Karte mit Arbeitsgebieten der jeweiligen beteiligten Institutionen (RGZM/Uni Mainz: Glauberg, Kapellenberg, Urmitz, Mayen) und Rohmaterialquellen (Salz; Silex) (Karte: L. Manolakakis; J. Dubouloz; O. Weller).

Arbeitsgebiet nördlicher Oberrhein und Mittelrhein (Richter / Gronenborn 2010).

 

Die Anfänge sozialer Komplexität: Erdwerke, Rohstoffnutzung und Territorialität im Neolithikum. Deutsch-französische Forschungen zur Michelsberger Kultur (MK-Projekt)

Seit März 2010 besteht ein Gemeinschaftprojekt zwischen dem CNRS, der RGK, dem Landesdenkmalamt Sachsen-Anhalt und dem RGZM, gefördert von der Agence National der Recherche und der Deutschen Forschungsgemeinschaft. Ziel dieses Projektes ist die Aufarbeitung von Fundprovinzen der Michelsberger Kultur zwischen der Normandie und dem Aisne-Tal im Westen sowie Sachsen-Anhalt im Osten (Abb. 1).

Untersuchungen in Hessen und Rheinland-Pfalz

Diese Landschaften bilden die Endpunkte einer Achse durch das Michelsberger Kulturgebiet. Die Forschungen des RGZM und der Johannes-Gutenberg-Universität Mainz sind auf Fundplätze der Michelsberg Kultur in Hessen gerichtet. Insbesondere sind dies der Glauberg in der Wetterau sowie der Greiffenberg bei Limburg an der Lahn. Mit einbezogen in die Studien ist auch die Dissertation von Sabine Kuhlmann zur Michelsberger Kultur im Neuwieder Becken sowie die bereits abgeschlossene Arbeit von Nadine Richter zum Kapellenberg bei Hofheim.

In der Region zwischen der südlichen Kölner Bucht und dem nördlichen Oberrhein sowie dem Moseltal und dem Vogelsbergmassiv ist die Michelsberger Kultur mit mehreren gewaltigen Erdwerken vertreten, so etwa Urmitz, der Kapellenberg aber auch der Glauberg, möglicherweise auch Schierstein (Abb. 2). 
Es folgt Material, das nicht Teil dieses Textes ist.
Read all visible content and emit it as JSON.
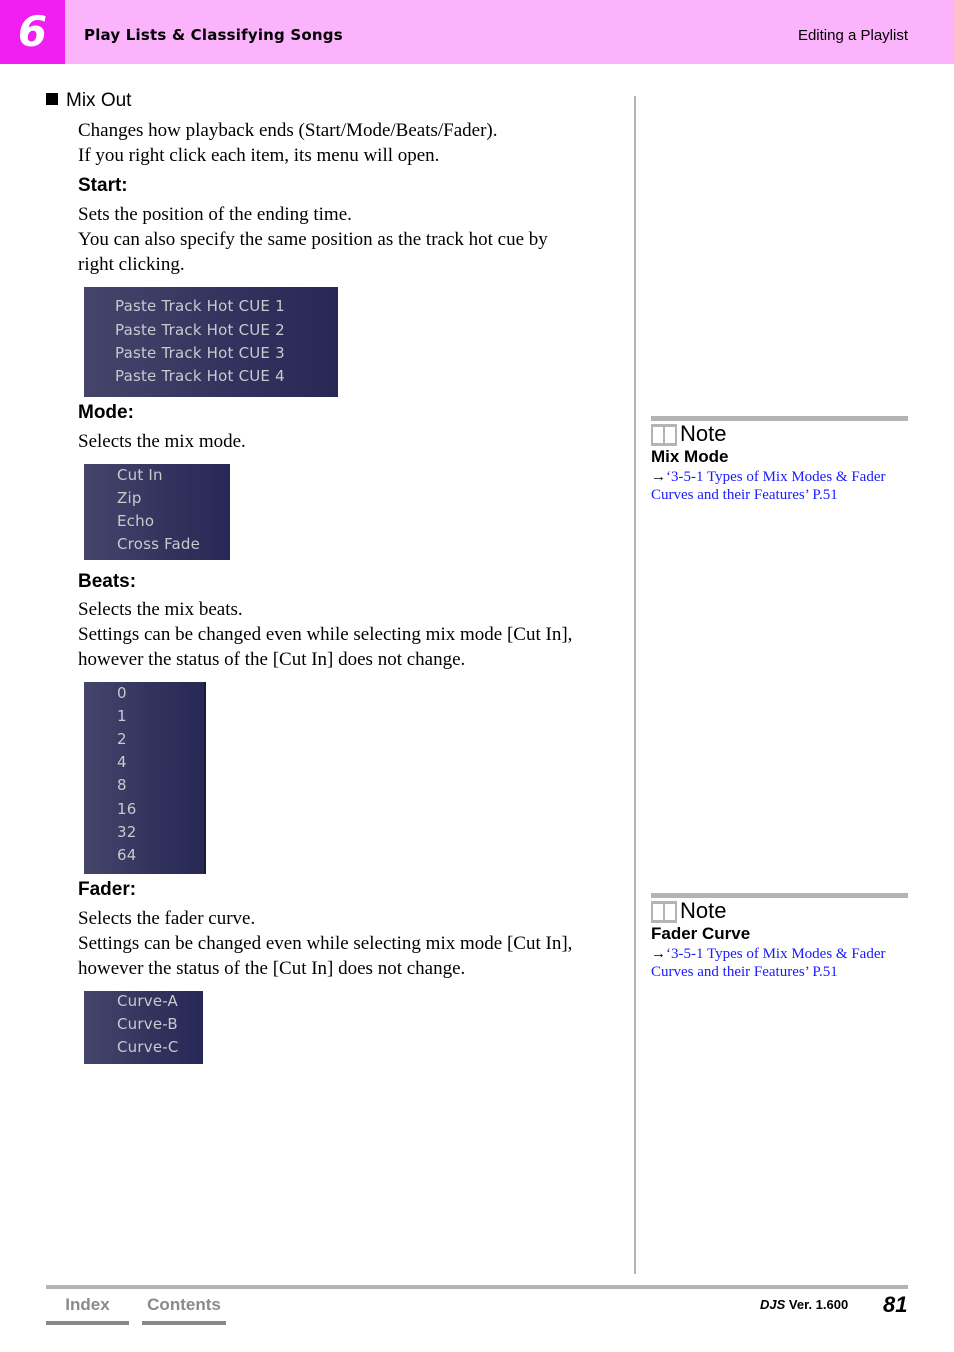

Bei diesen Anlagen dürfte es sich um die heute meist leider sehr stark zerstörten Überreste der ehemaligen politischen, wirtschaftlichen und vielleicht auch sakralen Zentren handeln. Die Befundsituation am Kapellenberg legt zumindest nahe, daß solche gewaltigen Anlagen im Innern Häuser aufwiesen und somit befestigte Siedlungen waren. Deutlich wird auch ihre verkehrsgünstige Lage direkt an Flußläufen oder aber Altwegen.

In keiner anderen Region des Michelsberger Verbreitungsgebietes finden sich derart große Siedlungen wie im Rhein-Main-Gebiet und im Neuwieder Becken; daher mögen diese Landschaften im Zentrum der jüngeren Michelsberger Kultur gestanden haben. Neben den Megaanlagen, die ähnlich wie die viel später entstandenen eisenzeitlichen Oppida als frühstädtische Entwicklung interpretiert werden können, haben auch etliche kleinere befestigte Siedlungen existiert, so die Altenburg bei Rannstadt-Dauernheim oder unbefestigte Weiler wie der Wannkopf. Vieles spricht dafür, daß die kleineren Siedlungen in der Michelsberger Zeit nicht länger als wenige Jahrzehnte genutzt und dann wohl verlegt wurden. Inwieweit die Nutzungsfluktuation auch für die großen befestigten Anlagen gilt, ist noch unklar - die Gräben sind auf jeden Fall in Zyklen ausgehoben und erneuert worden.

Rohstoff Salz

Eine der wesentlichen greifbaren Ressourcen im Arbeitsgebiet nördlicher Oberrhein/Mittelrhein dürften die Salzquellen gewesen sein. Daher widmet sich ein Unterprojekt den damit verbundenen Fragestellungen wie Salzgewinnung und dem Salzhandel.